Kiedrowski doesn't think we've reached that point. "This year's income tax increase puts us back to where we were for the wealthy in 1998, but it's worrisome," he said. "We need to think practically about that, as opposed to thinking emotionally or, in an equity sense, that it's not fair. You're right, it's not fair, but you have to be practical about growing the economy."

It'd be useful to get some data on what industry clusters we have. Kiedrowski agreed with an interviewer that we could try to strengthen the weak spots in the supply chains of major companies as a way of beefing up the clusters that we now have.

State efforts at economic development should provide information, help displaced workers find re-employment or job training and provide emergency assistance to try to keep companies that might be thinking about leaving.

Using tax-increment financing for the Mall of America expansion is not a good investment and dipping into the region's tax-base sharing pool (fiscal disparities) for the same project is "terrible."

Former Minnesota Governor Rudy Perpich had a real vision for Minnesota's economic success. According to Kiedrowski, Perpich was clear about the importance of human capital and the need for a competitive tax structure. "He really did believe in fundamentals," Kiedrowski said. "But there was another part of Rudy that tried to do deals. [Now-Governor] Mark Dayton was Commissioner of Economic Development at that time doing the deals. I'm afraid Mark learned too much about doing deals, as opposed to focusing on the fundamentals."

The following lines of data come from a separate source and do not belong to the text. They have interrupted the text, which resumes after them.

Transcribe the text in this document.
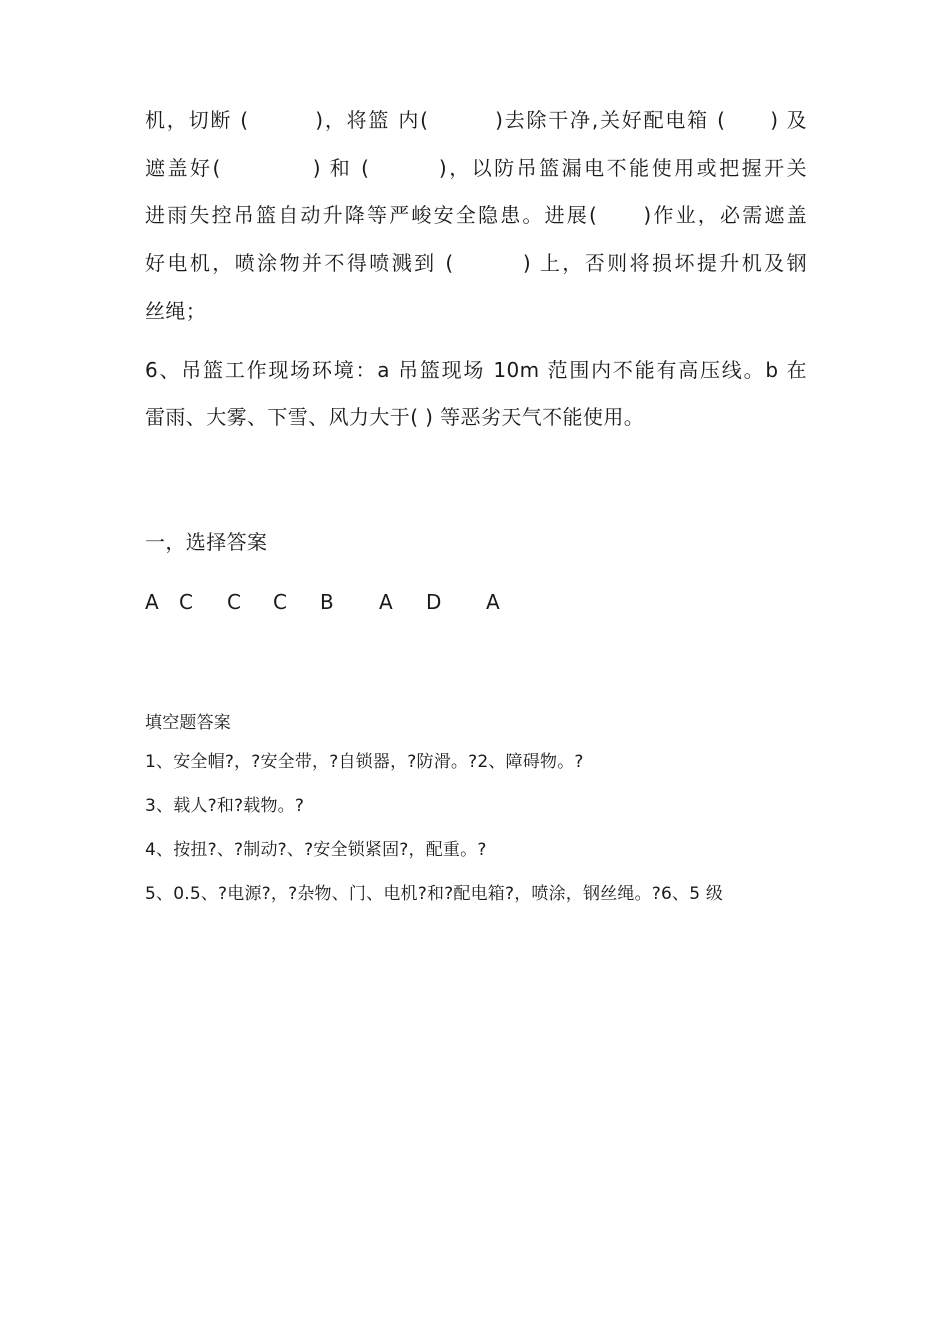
机，切断 (　　　)，将篮 内(　　　)去除干净,关好配电箱 (　　) 及
遮盖好(　　　　) 和 (　　　)，以防吊篮漏电不能使用或把握开关
进雨失控吊篮自动升降等严峻安全隐患。进展(　　)作业，必需遮盖
好电机，喷涂物并不得喷溅到 (　　　) 上，否则将损坏提升机及钢
丝绳；
6、吊篮工作现场环境：a 吊篮现场 10m 范围内不能有高压线。b 在
雷雨、大雾、下雪、风力大于( ) 等恶劣天气不能使用。
一，选择答案
A C C C B A D A
填空题答案
1、安全帽?，?安全带，?自锁器，?防滑。?2、障碍物。?
3、载人?和?载物。?
4、按扭?、?制动?、?安全锁紧固?，配重。?
5、0.5、?电源?，?杂物、门、电机?和?配电箱?，喷涂，钢丝绳。?6、5 级
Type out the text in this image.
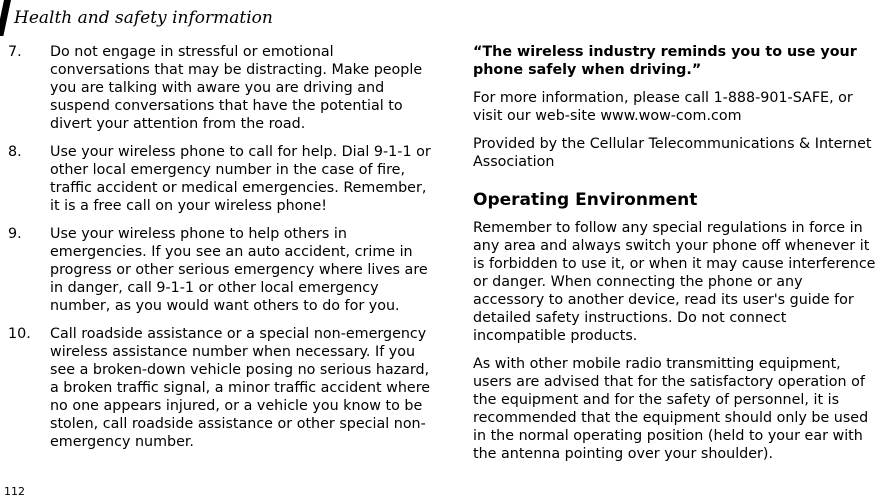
Health and safety information
7.	Do not engage in stressful or emotional conversations that may be distracting. Make people you are talking with aware you are driving and suspend conversations that have the potential to divert your attention from the road.
8.	Use your wireless phone to call for help. Dial 9-1-1 or other local emergency number in the case of fire, traffic accident or medical emergencies. Remember, it is a free call on your wireless phone!
9.	Use your wireless phone to help others in emergencies. If you see an auto accident, crime in progress or other serious emergency where lives are in danger, call 9-1-1 or other local emergency number, as you would want others to do for you.
10.	Call roadside assistance or a special non-emergency wireless assistance number when necessary. If you see a broken-down vehicle posing no serious hazard, a broken traffic signal, a minor traffic accident where no one appears injured, or a vehicle you know to be stolen, call roadside assistance or other special non-emergency number.

“The wireless industry reminds you to use your phone safely when driving.”

For more information, please call 1-888-901-SAFE, or visit our web-site www.wow-com.com

Provided by the Cellular Telecommunications & Internet Association

Operating Environment

Remember to follow any special regulations in force in any area and always switch your phone off whenever it is forbidden to use it, or when it may cause interference or danger. When connecting the phone or any accessory to another device, read its user's guide for detailed safety instructions. Do not connect incompatible products.

As with other mobile radio transmitting equipment, users are advised that for the satisfactory operation of the equipment and for the safety of personnel, it is recommended that the equipment should only be used in the normal operating position (held to your ear with the antenna pointing over your shoulder).

112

The University of Minnesota has spent money on key developments, such as the research centers on University Avenue, that have been very solid, and has also attracted increased research funding. The University looks at demand, Kiedrowski argued, so the business community must speak up about what their needs are. "It's unfortunate that the business community is so loud on the tax issue that their other advice gets drowned out," he said. "We need a more civil discord among all of the parties to make that kind of progress."

Any strategy to improve business incubation in Minnesota must include looking at regulation.

"There's no excuse for us not to be more efficient in the processes where we interact with business, such as zoning and environmental impact statements," Kiedrowski stated. "We just need to be better and work for continuous improvement."

It's good that the Civic Caucus is broadening its focus from looking at redesign of government to thinking about competitiveness. Civic Caucus chair Dan Loritz said that we're now thinking about competitiveness because we've decided that redesign is important, critical, but insufficient by itself. "I'm pleased that you're not just focusing on government," Kiedrowski said. "We must work on government, but it's not the most important factor." Companies making decisions on location look at the quality of the workforce and access to suppliers, before looking at taxes. "Taxes are often third, fourth or fifth on the list, but not first," he said.